Find the equation of the tangent line to the graph of $f(x)=(x^3+2x-1)(x-3)$ at $x=1$ 
Find the equation of the tangent line to the graph of $f(x)=(x^3+2x-1)(x-3)$ at the point where $x=1$.

I have simplified the problem and found the derivative, which is $4x^3-9x^2+4x-7$, which is correct. I just do not know how to find the equation of the tangent line at the point where $x=1$.
If you could please use step by step solving, that would be greatly appreciated.
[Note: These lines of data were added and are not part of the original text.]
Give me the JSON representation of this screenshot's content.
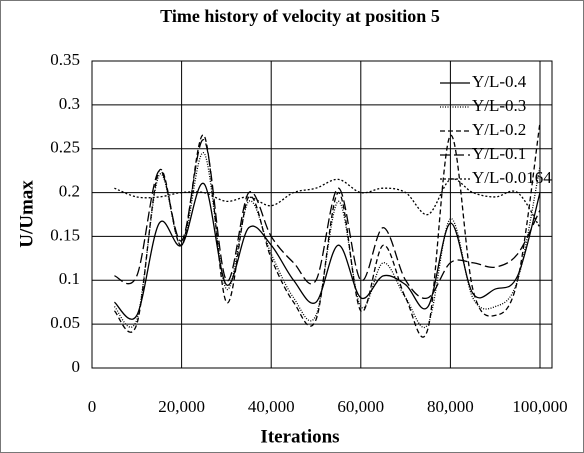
{
  "chart_data": {
    "type": "line",
    "title": "Time history of velocity at position 5",
    "x_label": "Iterations",
    "y_label": "U/Umax",
    "x": [
      5000,
      10000,
      15000,
      20000,
      25000,
      30000,
      35000,
      40000,
      45000,
      50000,
      55000,
      60000,
      65000,
      70000,
      75000,
      80000,
      85000,
      90000,
      95000,
      100000
    ],
    "series": [
      {
        "name": "Y/L-0.4",
        "color": "#000000",
        "dash": "none",
        "values": [
          0.075,
          0.06,
          0.165,
          0.14,
          0.21,
          0.095,
          0.16,
          0.14,
          0.1,
          0.075,
          0.14,
          0.08,
          0.105,
          0.095,
          0.07,
          0.165,
          0.085,
          0.09,
          0.105,
          0.2
        ]
      },
      {
        "name": "Y/L-0.3",
        "color": "#000000",
        "dash": "1,1.5",
        "values": [
          0.07,
          0.055,
          0.22,
          0.14,
          0.245,
          0.09,
          0.19,
          0.13,
          0.08,
          0.06,
          0.19,
          0.07,
          0.12,
          0.08,
          0.05,
          0.17,
          0.08,
          0.07,
          0.1,
          0.23
        ]
      },
      {
        "name": "Y/L-0.2",
        "color": "#000000",
        "dash": "5,3",
        "values": [
          0.065,
          0.05,
          0.225,
          0.14,
          0.265,
          0.075,
          0.195,
          0.125,
          0.075,
          0.055,
          0.2,
          0.065,
          0.14,
          0.08,
          0.045,
          0.265,
          0.09,
          0.06,
          0.1,
          0.28
        ]
      },
      {
        "name": "Y/L-0.1",
        "color": "#000000",
        "dash": "10,4",
        "values": [
          0.105,
          0.105,
          0.225,
          0.145,
          0.26,
          0.1,
          0.2,
          0.15,
          0.12,
          0.1,
          0.205,
          0.1,
          0.16,
          0.1,
          0.08,
          0.12,
          0.12,
          0.115,
          0.13,
          0.18
        ]
      },
      {
        "name": "Y/L-0.0164",
        "color": "#000000",
        "dash": "2,2",
        "values": [
          0.205,
          0.195,
          0.195,
          0.2,
          0.2,
          0.19,
          0.195,
          0.185,
          0.2,
          0.205,
          0.215,
          0.2,
          0.205,
          0.2,
          0.175,
          0.215,
          0.2,
          0.195,
          0.2,
          0.16
        ]
      }
    ],
    "xlim": [
      0,
      100000
    ],
    "xticks": [
      0,
      {
        "value": 20000,
        "label": "20,000"
      },
      {
        "value": 40000,
        "label": "40,000"
      },
      {
        "value": 60000,
        "label": "60,000"
      },
      {
        "value": 80000,
        "label": "80,000"
      },
      {
        "value": 100000,
        "label": "100,000"
      }
    ],
    "ylim": [
      0,
      0.35
    ],
    "yticks": [
      0,
      0.05,
      0.1,
      0.15,
      0.2,
      0.25,
      0.3,
      0.35
    ],
    "grid": true,
    "legend": "top-right"
  }
}
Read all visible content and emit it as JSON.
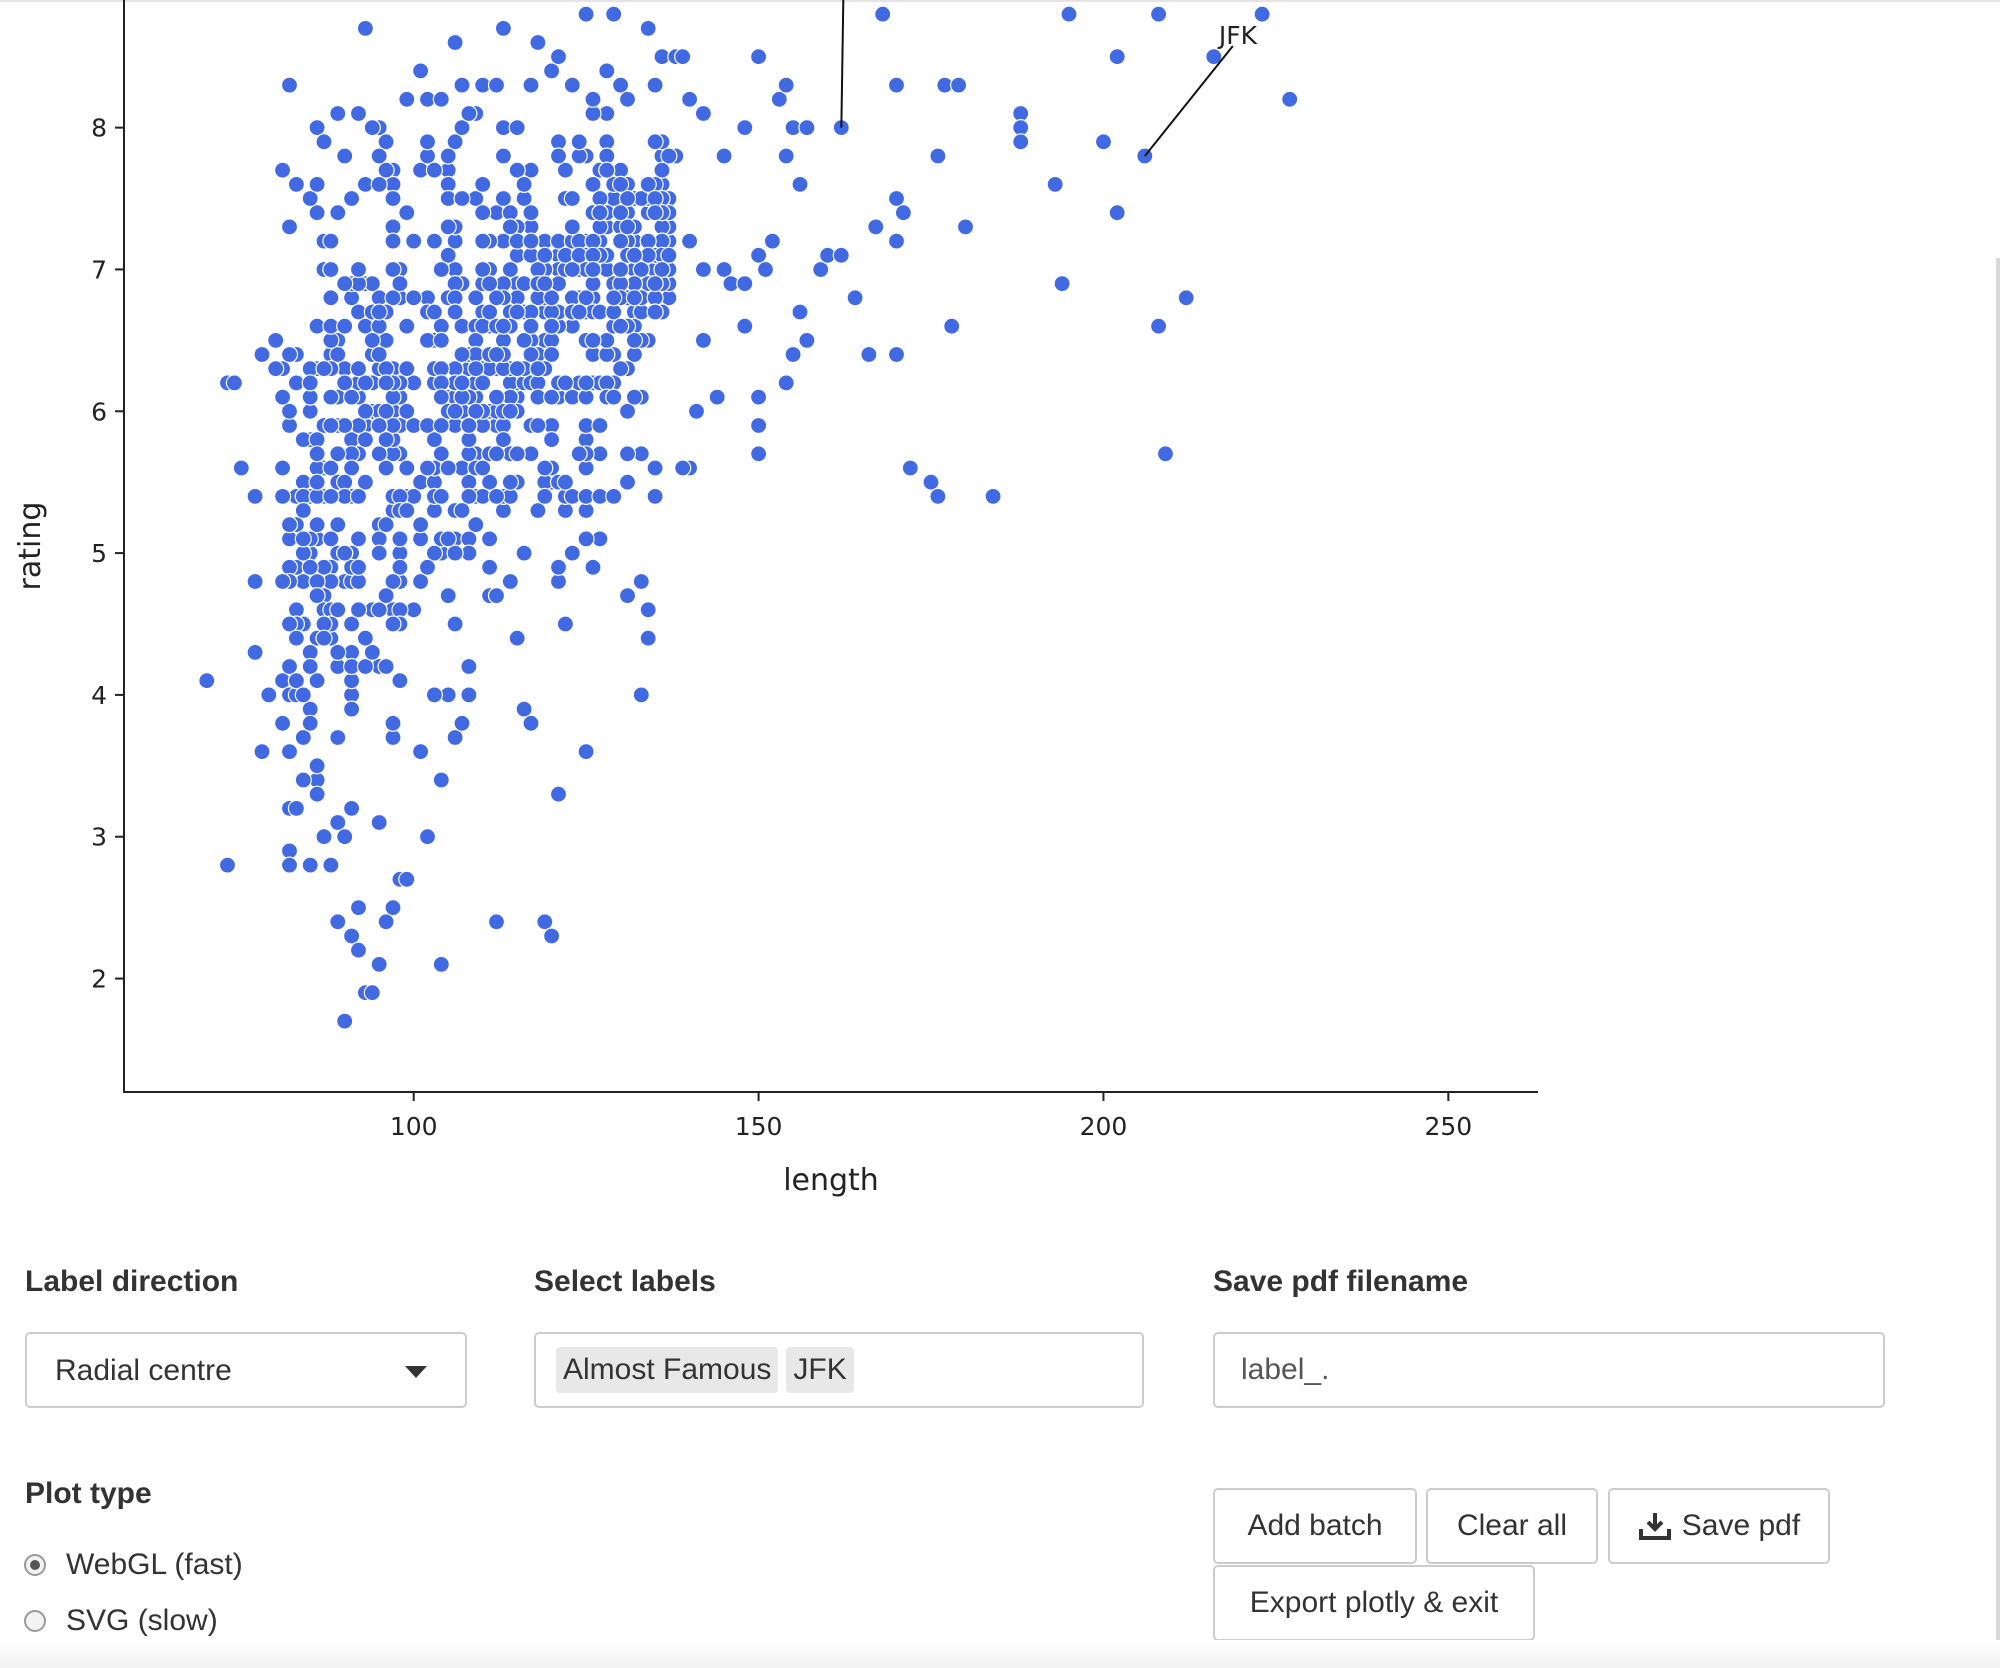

Thank you!
 A: At $x=1$:


*

*$f(x)$ evaluates to $-4$, and together with $x$ this gives a point the tangent line passes through

*The derivative of $f(x)$, which gives the slope of the tangent line, evaluates to $-8$


Now all you need to do is substitute these values into the equation of a line to obtain the $y$-intercept:
$$-4=-8\cdot1+c\implies c=4$$
Hence the equation of the tangent is
$$y=-8x+4$$
A: I'm really glad you asked this question because it will enable me to share this nice trick I discovered to solve for the tangent line of any function differentiable at $x=a$.
First I'll give you the result:

Law 1.1
If $f$ is differentiable at $x=a$, then the tangent line of $f$ at $a$, denoted by $f^t_a(x)$ is
$$f^t_a(x)=f'(a)x-f'(a)a+f(a)\tag{1}$$
Derivation:
The slope of the tangent line is $f'(a)$. Because $f^t_a(x)$ is linear, it has the form $${f^t_a(x)=mx+b}\tag{2}$$ where $m=f'(a)$.
Now all we need to do is solve for $b$. We can do this by plugging in the point $(a,f(a))$ into $(2)$. $$f(a)=f'(a)a+b\implies {b=f(a)-f'(a)a}\tag{3}$$.
Plugging $(3)$ into $(2)$ we obtain $(1)$.

In your case, $$f'(x)=4x^3−9x^2+4x−7$$ $$f(x)=(x^2+2x-1)(x-3)$$ where $a=1$.
Thus
$$\bbox[yellow]{f^t_a(x)=f'(1)x-f'(1)+f(1)\\=(-8)x+8-4\\=(-8)x+4}$$